GPTs revalued only 7 out of 13 retail assets with valuation gains from the 7 assets equal to a 1.5% gain following a 10bps sharper cap rate to a weighted average of 4.87%. These results imply that either the market net income from these assets has reduced by 0.6% over the period or that incentives and capital requirements were higher, pulling down the valuation gain by circa $40m.

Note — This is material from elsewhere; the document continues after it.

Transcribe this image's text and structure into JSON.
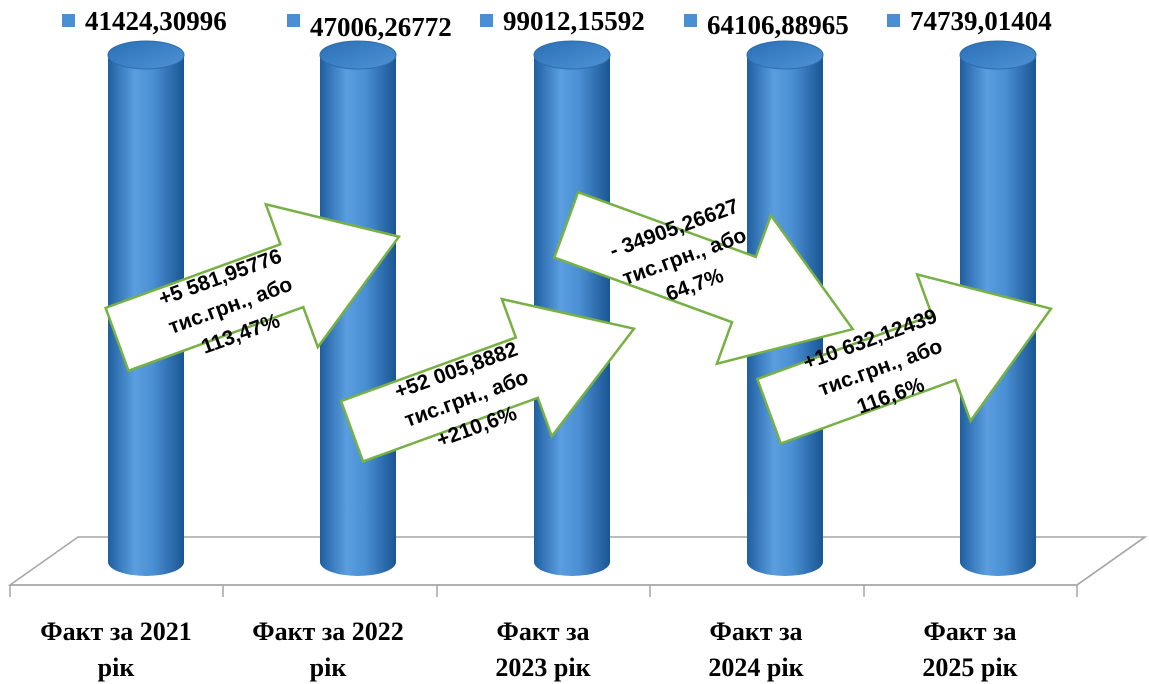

With 46% of GPT's portfolio exposed to the retail sector, the retail results contributed only 22% of the increase in value demonstrating that the challenges in the sector are likely to remain with GPT for some time.
GPT’s office assets recorded solid increases during the half with a 3.9% gain across 27 assets, with 2 Park Street increasing by 8.6 per cent, and MLC Centre and Australia Square increasing by 5.2 per cent and 4.8 per cent respectively.
The weighted average cap rate for the Office Portfolio firmed by 7bps to 4.95%. The results indicate that the gain in valuation was predominantly from an increase in market net income (circa 2.4%) as opposed to cap rate compression.
The entire Logistics portfolio was revalued during the period, with the portfolio delivering a Total Portfolio Return of approximately 15.7 per cent in 2018 with the cap rate firming 40 basis points. The valuation results showed a 7.3% gain which was predominantly a result of the firming in cap rates.
In releasing the news, GPT’s Chief Executive Officer Bob Johnston said: “We have continued to see strong growth achieved by the office and logistics portfolio during the period, with the office portfolio continuing to benefit from its high exposure to the strongly performing Sydney and Melbourne markets.”
Whilst the CEO is correct, the performance of the retail market and GPTs high exposure to this sector will continue to be a challenge for the business for some time.